We report a case of a 69 year old man admitted with ventricular fibrillation (VF) cardiac arrest, recurrent chest pain and recent history of syncope. Recent coronary angiography had revealed only minor coronary atherosclerosis. Post resuscitation echocardiography showed moderate mitral and tricuspid regurgitation, concentric left ventricular hypertrophy, moderately impaired systolic function and a hyper echoic septum. 24-hour urine protein was raised at 0.40gms. Further investigations showed raised urinary free Lambda light chains of 1030mg/L (5.7-26.3mg/L) and a ratio of Kappa to Lambda light chain of 0.02 (NR, 0.26-1.65). Rectal biopsy revealed characteristic amyloid deposit. Bone marrow biopsy showed plasma cell lymphoproliferative features. Cardiac MRI showed marked thickening of the ventricles with associated valve thickening and atrial dilatation in keeping with cardiac amyloidosis. DNA analysis of whole blood and colonic biopsies did not reveal mutations known to cause hereditary transthyretin systemic amyloidosis. There was a protracted clinical course with recurrent ventricular fibrillation and progressive cardiac failure despite aggressive medical treatment. In spite of initiation of chemotherapy he eventually succumbed to resistant ventricular fibrillation.

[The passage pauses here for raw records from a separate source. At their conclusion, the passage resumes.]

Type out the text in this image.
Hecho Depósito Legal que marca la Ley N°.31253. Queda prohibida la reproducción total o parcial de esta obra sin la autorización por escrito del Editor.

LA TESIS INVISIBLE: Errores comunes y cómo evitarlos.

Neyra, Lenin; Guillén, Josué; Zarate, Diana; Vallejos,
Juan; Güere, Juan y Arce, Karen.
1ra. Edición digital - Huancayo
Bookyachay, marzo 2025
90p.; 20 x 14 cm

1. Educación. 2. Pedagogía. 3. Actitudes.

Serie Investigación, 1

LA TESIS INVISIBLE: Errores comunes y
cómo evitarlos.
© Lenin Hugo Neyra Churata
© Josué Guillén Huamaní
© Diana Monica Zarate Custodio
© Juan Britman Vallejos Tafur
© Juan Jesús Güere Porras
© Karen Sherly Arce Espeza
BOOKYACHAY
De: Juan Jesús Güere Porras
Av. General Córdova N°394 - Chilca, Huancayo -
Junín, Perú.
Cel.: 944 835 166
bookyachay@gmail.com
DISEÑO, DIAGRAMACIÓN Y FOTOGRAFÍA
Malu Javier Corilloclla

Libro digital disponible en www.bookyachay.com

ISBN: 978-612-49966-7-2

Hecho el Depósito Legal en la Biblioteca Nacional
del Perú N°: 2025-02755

Primary Amyloidosis is a rare disease caused by deposition of immunological light chains (AL) in various tissues due to abnormal plasma cell activity. Cardiac involvement in primary amyloidosis presents with progressive cardiac failure, arrhythmia, and hypotension and is associated with poor prognosis. This patient had an unusual presentation with recurrent syncope. Patients with unexplained cardiac symptoms, proteinuria and a hyper echoic ventricular septum on echocardiography should be investigated with rectal biopsy and cardiac MRI to rule out cardiac amyloidosis.

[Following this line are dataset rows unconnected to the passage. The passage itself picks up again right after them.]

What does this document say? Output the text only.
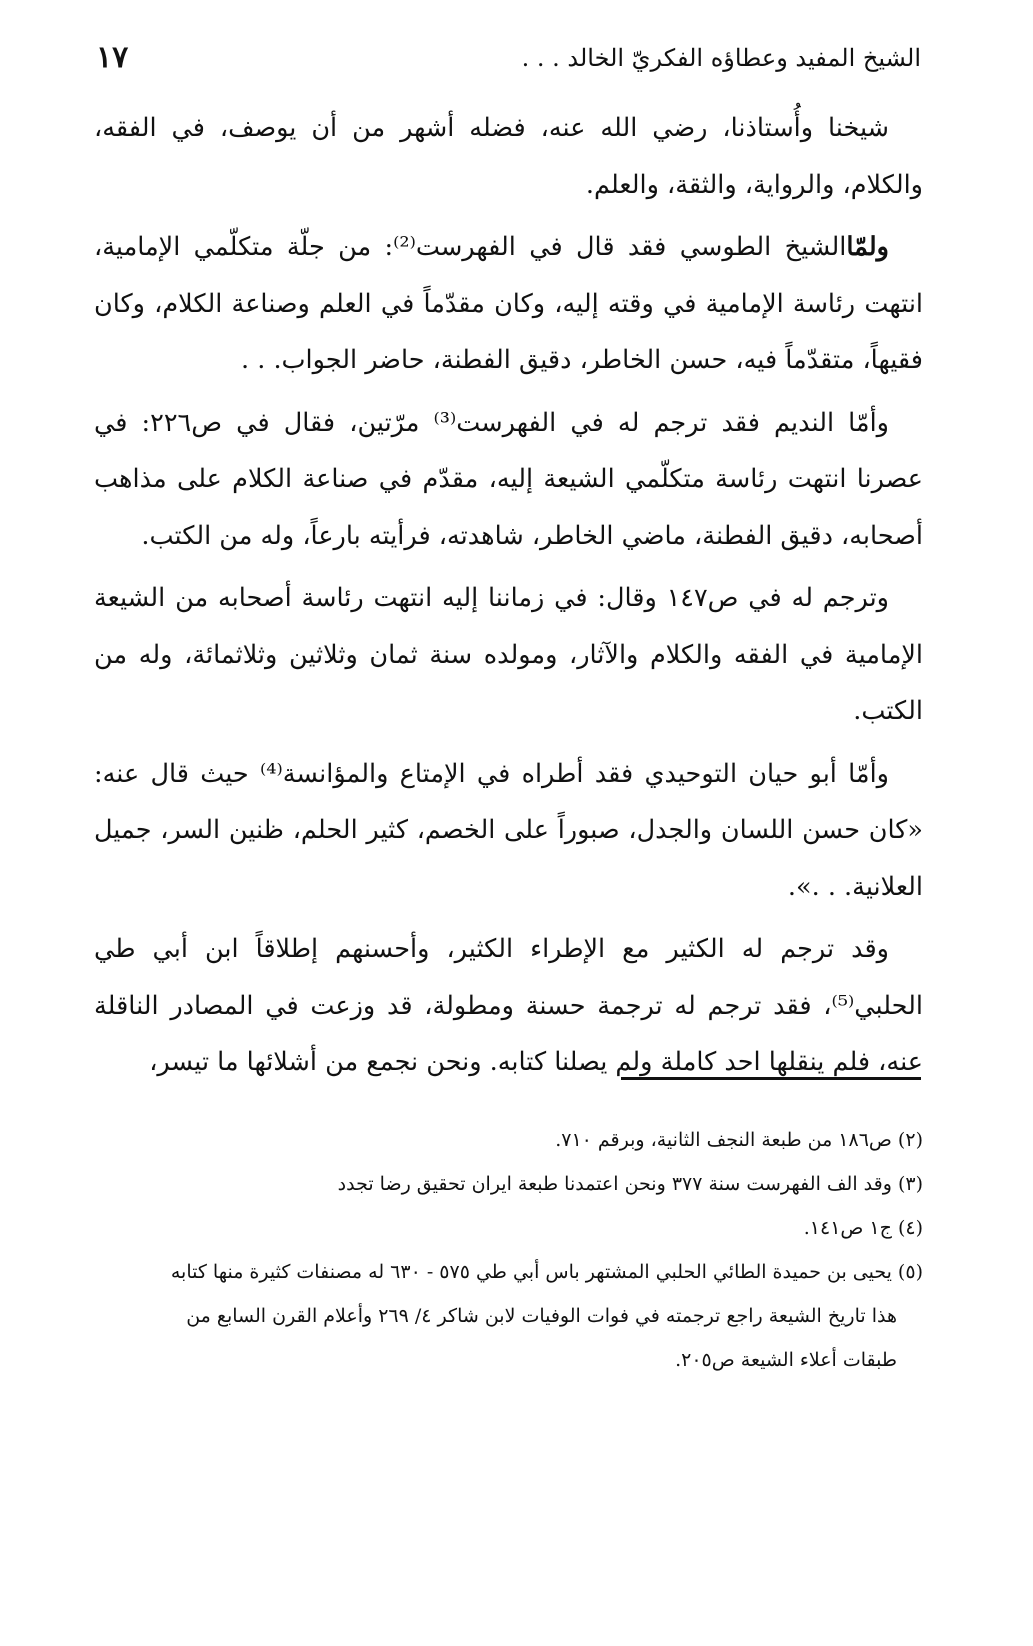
الشيخ المفيد وعطاؤه الفكريّ الخالد . . .
١٧

شيخنا وأُستاذنا، رضي الله عنه، فضله أشهر من أن يوصف، في الفقه، والكلام، والرواية، والثقة، والعلم.

ولمّاالشيخ الطوسي فقد قال في الفهرست⁽²⁾: من جلّة متكلّمي الإمامية، انتهت رئاسة الإمامية في وقته إليه، وكان مقدّماً في العلم وصناعة الكلام، وكان فقيهاً، متقدّماً فيه، حسن الخاطر، دقيق الفطنة، حاضر الجواب. . .

وأمّا النديم فقد ترجم له في الفهرست⁽³⁾ مرّتين، فقال في ص٢٢٦: في عصرنا انتهت رئاسة متكلّمي الشيعة إليه، مقدّم في صناعة الكلام على مذاهب أصحابه، دقيق الفطنة، ماضي الخاطر، شاهدته، فرأيته بارعاً، وله من الكتب.

وترجم له في ص١٤٧ وقال: في زماننا إليه انتهت رئاسة أصحابه من الشيعة الإمامية في الفقه والكلام والآثار، ومولده سنة ثمان وثلاثين وثلاثمائة، وله من الكتب.

وأمّا أبو حيان التوحيدي فقد أطراه في الإمتاع والمؤانسة⁽⁴⁾ حيث قال عنه: «كان حسن اللسان والجدل، صبوراً على الخصم، كثير الحلم، ظنين السر، جميل العلانية. . .».

وقد ترجم له الكثير مع الإطراء الكثير، وأحسنهم إطلاقاً ابن أبي طي الحلبي⁽⁵⁾، فقد ترجم له ترجمة حسنة ومطولة، قد وزعت في المصادر الناقلة عنه، فلم ينقلها احد كاملة ولم يصلنا كتابه. ونحن نجمع من أشلائها ما تيسر،

(٢) ص١٨٦ من طبعة النجف الثانية، وبرقم ٧١٠.

(٣) وقد الف الفهرست سنة ٣٧٧ ونحن اعتمدنا طبعة ايران تحقيق رضا تجدد

(٤) ج١ ص١٤١.

(٥) يحيى بن حميدة الطائي الحلبي المشتهر باس أبي طي ٥٧٥ - ٦٣٠ له مصنفات كثيرة منها كتابه

هذا تاريخ الشيعة راجع ترجمته في فوات الوفيات لابن شاكر ٤/ ٢٦٩ وأعلام القرن السابع من

طبقات أعلاء الشيعة ص٢٠٥.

6. A Comparison of Scoring Methods of Acute Myocardial Perfusion Images in Acute Coronary Syndrome Patients
J Neill,1 M Harbinson,2 and AAJ Adgey1
1Royal Victoria Hospital, Belfast, UK
2Queens University Belfast, Belfast, UK

Gated myocardial perfusion imaging (MPI) is used increasingly in the emergency setting for patients with acute coronary syndromes (ACS) and non-diagnostic ECGs. Validated automated scoring systems of perfusion defects e.g. the hypoperfusion index (HI) analyse severity and extent of perfusion defects (PD) but do not assess motion or thickening abnormalities. ACS patients can have wall motion or thickening defects on gated images without significant PD. We aimed to compare 3 scoring methods to the HI and also assess interobserver variability. All medium to high risk patients > 45 years presenting with ischaemic type chest pain at rest >20mins and non-diagnostic ECG to our CCU (October 2004 -October 2006) had a rest MPI <24 hours from chest pain. A 17 segment polar plot was coded independently by 2 clinicians for perfusion (0 normal - 4 absent), motion (2 normal - 0 akinesis) and thickening (2 normal - 0 absent). The summed scores were compared to the HI and interobserver variability was assessed. Gated images were available for 68 patients. The summed perfusion score (SPS) had the highest correlation with the HI (Spearman’s ρ=0.89, p<0.001). The summed motion scores (SMS) (ρ=0.61, p<0.001) and summed thickening scores (STS) (ρ=0.67, p<0.001) also showed significant correlation. Agreement between 2 independently coding observers was good for both perfusion (Cohens weighted κ=0.77, 95%CI 0.57-0.94) and thickening (κ=0.74, 95%CI 0.64-0.88). Agreement was less convincing for motion (κ=0.65, 95%CI 0.52-0.79). Whilst the HI gives good measure of perfusion in ACS patients it does not assess wall motion or thickening defects which may persist despite return of perfusion. We have demonstrated that SPS correlates highly with HI and has good interobserver agreement. Of the 2 scores addressing motion and thickening, both SMS and STS correlated with the HI. Interobserver agreement was better for the STS. The STS adds additional information to an automated HI when assessing ACS patients.